El rey Sebastián I de Portugal murió con 24 años en 1578, en la batalla de Alcazarquivir, pero ahí ya damos por hecho algo con lo que muchos súbditos suyos no habrían estado de acuerdo: tras su fallecimiento surgió el sebastianismo, un movimiento entre la política y el misticismo que afirmaba que Sebastián seguía vivo y que algún día regresaría. Aquel deseo ferviente cristalizó en variopintas figuras que afirmaron ser Sebastián, entre las que figuraban personajes tan inesperados como un calabrés. Aquí nos centraremos en Gabriel de Espinosa, el 'pastelero de Madrigal' (por Madrigal de las Altas Torres, provincia de Ávila), un español que se daba un aire al difunto (al menos, era pelirrojo como él) y que se compinchó con un agustino portugués para hacerse pasar por el monarca 'desaparecido'. En cuestión de meses, ya se había prometido en matrimonio con doña María Ana de Austria, prima de Sebastián, sobrina de Felipe II y, a la sazón, monja.
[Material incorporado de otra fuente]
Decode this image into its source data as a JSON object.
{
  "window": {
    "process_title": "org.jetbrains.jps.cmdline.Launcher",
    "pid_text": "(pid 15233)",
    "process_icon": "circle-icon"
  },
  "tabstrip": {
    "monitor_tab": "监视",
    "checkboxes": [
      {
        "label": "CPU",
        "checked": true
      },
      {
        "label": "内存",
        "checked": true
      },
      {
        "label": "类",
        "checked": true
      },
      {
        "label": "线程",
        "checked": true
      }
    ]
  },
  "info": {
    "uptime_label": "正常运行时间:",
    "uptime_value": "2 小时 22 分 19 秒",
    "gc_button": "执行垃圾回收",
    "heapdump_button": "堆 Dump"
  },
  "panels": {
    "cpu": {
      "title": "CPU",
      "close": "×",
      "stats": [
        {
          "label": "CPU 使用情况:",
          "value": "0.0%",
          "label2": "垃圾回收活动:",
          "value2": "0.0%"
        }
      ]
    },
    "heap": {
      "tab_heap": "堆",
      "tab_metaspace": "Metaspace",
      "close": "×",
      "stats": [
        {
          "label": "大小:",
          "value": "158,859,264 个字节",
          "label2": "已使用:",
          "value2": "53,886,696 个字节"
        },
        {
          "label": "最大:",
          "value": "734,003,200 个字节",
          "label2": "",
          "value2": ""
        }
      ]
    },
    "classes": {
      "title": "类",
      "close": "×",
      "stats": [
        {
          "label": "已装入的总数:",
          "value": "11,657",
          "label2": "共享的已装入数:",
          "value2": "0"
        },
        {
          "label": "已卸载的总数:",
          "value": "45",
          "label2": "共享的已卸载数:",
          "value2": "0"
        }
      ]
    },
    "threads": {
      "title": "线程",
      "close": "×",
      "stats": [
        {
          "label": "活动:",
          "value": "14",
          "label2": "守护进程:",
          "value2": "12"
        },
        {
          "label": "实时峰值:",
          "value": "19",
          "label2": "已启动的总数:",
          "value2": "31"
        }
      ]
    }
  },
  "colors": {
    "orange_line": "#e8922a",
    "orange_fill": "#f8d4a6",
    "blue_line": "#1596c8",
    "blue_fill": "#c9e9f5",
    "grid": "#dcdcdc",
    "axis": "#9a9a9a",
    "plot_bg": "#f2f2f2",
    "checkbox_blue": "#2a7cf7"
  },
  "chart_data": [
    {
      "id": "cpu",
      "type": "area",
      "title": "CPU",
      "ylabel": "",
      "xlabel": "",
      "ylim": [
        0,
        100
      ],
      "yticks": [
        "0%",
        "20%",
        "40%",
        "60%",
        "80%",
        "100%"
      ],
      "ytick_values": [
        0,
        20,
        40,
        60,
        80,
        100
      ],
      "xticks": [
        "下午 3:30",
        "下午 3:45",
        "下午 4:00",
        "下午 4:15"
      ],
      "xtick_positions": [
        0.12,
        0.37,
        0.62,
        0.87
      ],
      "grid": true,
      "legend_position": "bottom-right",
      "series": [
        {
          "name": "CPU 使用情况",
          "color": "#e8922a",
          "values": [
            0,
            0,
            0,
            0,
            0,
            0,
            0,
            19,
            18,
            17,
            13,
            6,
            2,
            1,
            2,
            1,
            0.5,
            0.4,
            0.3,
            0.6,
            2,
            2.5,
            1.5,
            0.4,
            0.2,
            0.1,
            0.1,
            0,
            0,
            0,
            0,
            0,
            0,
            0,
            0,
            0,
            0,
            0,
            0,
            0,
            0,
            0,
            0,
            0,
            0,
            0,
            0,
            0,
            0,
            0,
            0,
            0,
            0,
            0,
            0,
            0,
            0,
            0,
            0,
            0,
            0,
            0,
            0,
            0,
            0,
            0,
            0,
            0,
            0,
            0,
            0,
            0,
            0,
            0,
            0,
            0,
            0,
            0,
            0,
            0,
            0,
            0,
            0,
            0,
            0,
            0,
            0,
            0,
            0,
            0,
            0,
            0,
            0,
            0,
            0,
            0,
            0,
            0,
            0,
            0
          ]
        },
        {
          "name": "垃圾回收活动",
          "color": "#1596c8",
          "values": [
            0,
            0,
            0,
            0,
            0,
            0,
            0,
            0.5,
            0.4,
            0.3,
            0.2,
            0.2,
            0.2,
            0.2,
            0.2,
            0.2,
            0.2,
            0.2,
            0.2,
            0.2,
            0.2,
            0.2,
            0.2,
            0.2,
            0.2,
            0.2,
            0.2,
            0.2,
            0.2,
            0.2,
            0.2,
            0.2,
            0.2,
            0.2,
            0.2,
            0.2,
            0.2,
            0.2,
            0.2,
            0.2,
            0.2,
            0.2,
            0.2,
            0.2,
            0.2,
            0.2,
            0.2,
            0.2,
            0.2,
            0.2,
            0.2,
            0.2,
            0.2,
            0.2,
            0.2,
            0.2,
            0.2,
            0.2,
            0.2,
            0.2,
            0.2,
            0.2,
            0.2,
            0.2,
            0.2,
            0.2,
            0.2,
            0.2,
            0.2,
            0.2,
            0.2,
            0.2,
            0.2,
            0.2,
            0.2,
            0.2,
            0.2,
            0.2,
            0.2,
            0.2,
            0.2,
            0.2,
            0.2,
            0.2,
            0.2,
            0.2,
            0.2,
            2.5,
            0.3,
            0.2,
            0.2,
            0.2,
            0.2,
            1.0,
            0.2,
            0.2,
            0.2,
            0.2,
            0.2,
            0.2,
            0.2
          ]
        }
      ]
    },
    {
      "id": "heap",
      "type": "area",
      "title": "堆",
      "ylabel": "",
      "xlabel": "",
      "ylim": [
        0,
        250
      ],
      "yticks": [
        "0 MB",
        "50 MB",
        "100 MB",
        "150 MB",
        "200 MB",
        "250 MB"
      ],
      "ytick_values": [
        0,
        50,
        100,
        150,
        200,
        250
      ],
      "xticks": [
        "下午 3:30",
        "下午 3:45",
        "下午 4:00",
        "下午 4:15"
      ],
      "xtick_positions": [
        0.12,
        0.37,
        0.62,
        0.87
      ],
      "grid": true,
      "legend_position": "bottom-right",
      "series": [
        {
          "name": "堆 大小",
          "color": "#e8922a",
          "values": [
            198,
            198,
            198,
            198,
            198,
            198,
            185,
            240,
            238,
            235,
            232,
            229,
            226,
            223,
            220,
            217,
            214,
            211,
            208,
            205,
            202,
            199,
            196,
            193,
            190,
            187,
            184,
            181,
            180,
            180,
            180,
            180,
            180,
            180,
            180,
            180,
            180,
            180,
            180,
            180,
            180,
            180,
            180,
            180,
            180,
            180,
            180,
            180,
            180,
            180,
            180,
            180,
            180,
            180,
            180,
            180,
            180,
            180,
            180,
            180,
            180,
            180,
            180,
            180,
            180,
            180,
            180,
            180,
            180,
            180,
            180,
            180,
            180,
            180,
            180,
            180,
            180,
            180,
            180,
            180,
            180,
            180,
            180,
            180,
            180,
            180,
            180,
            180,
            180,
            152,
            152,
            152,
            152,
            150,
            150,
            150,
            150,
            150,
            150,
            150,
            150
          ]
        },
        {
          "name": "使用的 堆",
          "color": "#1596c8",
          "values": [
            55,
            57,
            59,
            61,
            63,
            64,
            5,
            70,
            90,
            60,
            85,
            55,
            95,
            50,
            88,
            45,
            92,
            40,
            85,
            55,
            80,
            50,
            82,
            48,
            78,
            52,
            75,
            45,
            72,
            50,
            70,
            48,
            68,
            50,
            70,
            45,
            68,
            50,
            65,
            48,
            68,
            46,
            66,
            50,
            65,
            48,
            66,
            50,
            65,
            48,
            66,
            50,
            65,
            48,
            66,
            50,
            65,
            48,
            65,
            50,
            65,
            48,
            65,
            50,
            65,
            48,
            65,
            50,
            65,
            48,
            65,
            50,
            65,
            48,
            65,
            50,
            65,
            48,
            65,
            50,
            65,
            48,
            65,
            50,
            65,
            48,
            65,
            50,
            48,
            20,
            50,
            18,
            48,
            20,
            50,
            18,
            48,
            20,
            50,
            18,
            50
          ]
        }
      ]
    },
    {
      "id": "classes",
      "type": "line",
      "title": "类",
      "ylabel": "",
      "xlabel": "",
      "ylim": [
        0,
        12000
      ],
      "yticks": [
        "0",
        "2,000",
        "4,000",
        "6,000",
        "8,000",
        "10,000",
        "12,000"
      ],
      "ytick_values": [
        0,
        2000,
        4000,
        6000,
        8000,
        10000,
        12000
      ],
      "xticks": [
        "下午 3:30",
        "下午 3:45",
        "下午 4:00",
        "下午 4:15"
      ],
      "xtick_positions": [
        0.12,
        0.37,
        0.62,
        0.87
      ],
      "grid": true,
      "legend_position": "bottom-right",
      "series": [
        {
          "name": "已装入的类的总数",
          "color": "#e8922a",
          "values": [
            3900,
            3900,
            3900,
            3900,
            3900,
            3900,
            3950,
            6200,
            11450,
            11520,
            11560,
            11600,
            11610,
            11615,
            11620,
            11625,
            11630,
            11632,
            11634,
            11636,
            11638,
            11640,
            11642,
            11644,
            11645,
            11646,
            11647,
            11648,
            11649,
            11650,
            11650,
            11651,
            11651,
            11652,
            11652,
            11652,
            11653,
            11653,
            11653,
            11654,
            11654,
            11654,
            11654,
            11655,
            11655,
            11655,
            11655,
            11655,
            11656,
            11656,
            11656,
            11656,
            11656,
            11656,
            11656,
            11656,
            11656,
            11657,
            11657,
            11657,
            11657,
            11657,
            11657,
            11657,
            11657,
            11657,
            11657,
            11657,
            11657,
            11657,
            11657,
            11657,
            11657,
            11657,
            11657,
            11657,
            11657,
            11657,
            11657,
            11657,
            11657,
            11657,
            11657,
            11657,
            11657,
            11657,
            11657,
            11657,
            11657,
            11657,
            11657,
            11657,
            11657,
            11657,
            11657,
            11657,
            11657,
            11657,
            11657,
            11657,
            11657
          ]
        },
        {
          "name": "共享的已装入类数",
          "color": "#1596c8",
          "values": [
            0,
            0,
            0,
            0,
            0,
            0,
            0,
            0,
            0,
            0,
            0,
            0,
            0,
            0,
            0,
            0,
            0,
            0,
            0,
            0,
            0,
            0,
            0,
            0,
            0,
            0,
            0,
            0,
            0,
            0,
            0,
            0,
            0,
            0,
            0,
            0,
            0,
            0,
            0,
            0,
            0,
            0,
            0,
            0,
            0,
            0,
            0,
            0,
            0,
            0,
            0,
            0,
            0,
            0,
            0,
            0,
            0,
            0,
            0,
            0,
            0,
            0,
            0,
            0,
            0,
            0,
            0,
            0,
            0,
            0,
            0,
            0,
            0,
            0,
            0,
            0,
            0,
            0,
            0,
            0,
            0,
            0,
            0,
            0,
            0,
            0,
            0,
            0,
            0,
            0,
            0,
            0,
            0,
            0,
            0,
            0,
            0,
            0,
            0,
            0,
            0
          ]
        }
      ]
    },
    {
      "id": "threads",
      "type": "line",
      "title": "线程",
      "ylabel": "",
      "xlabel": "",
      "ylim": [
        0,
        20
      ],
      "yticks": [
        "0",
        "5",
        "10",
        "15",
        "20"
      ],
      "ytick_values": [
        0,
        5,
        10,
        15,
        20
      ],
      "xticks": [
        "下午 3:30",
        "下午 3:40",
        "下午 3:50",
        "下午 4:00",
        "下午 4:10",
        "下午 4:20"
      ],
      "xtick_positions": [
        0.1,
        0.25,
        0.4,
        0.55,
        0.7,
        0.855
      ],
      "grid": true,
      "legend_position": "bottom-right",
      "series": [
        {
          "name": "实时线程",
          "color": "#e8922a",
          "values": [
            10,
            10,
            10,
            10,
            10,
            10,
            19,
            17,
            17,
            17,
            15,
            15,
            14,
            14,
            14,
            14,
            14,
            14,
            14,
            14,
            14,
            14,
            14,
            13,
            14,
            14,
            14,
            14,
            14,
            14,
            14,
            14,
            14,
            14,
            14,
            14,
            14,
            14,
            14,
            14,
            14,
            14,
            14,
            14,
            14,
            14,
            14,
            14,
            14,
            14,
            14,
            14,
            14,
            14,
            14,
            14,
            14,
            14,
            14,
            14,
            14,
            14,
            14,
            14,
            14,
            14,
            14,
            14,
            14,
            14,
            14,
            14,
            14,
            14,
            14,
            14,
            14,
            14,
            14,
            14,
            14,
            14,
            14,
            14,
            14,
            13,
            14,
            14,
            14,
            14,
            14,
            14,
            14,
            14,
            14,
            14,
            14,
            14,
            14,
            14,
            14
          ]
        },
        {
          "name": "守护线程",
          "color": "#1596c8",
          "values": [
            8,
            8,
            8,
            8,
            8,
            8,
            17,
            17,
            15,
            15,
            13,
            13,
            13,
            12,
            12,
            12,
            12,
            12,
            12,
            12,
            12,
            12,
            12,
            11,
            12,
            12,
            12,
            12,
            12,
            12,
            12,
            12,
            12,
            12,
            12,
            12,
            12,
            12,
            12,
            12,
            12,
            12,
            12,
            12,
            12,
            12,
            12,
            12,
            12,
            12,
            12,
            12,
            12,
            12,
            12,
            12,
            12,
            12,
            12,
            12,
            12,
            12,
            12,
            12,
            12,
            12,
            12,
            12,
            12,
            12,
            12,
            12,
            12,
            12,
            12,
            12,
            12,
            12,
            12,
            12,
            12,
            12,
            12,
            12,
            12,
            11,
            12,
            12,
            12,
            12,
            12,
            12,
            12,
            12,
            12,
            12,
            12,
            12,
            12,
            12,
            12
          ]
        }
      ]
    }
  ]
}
La aventura tuvo un desenlace amargo para el pastelero: lo ahorcaron, lo decapitaron, lo descuartizaron y expusieron sus despojos en las puertas de Madrigal.
Por algo se bautiza a unos años como Periodo Tumultuoso, y más en un país de tanto ajetreo como Rusia. El zarévich Dimitri, hijo de Iván el Terrible, falleció en 1591 en circunstancias extrañas, pero habría de 'resucitar' tres veces, de la mano de tres individuos conocidos como los Seudo-Demetrios, o como Dimitri I, Dimitri II y Dimitri III, todos ellos apodados 'el Falso' y al parecer procedentes del clero. El primero llegó a ser zar durante diez meses e incluso recibió la aprobación de su supuesta madre, la viuda de Iván, pero terminó asesinado y sus cenizas se dispararon con cañones en dirección a Polonia. Al segundo Seudo-Demetrio, que curiosamente 'heredó' la esposa del anterior, también le acabaron matando, para después cortarle la cabeza y los pies. Y del tercero se sabe menos, pero cuentan que abrasó a impuestos a los habitantes de la zona que dominaba y que... sí, murió ejecutado.
Tres Demetrios no son nada comparados con las decenas de suplantadores que salieron a la luz a partir de 1918, cuando los bolcheviques mataron a la familia imperial rusa. Los supuestos Romanov brotaron como setas y algunos se hicieron muy populares: fue el caso de Anna Anderson, que se proclamó la gran duquesa Anastasia y que, en realidad, ni siquiera se llamaba Anna, ya que se trataba de la obrera polaca Franziska Schanzkowska. En un fenómeno insólito, incluso creció la familia real, ya que una holandesa aseguró ser una sexta hija de los zares, entregada en adopción, de cuya existencia nadie sabía nada. Los orígenes 'oficiales' de esta mujer eran menos nobles, pero también pintorescos: su padre (¿o quizá padre adoptivo?) empleaba poderes psíquicos para diagnosticar enfermedades a partir de la orina.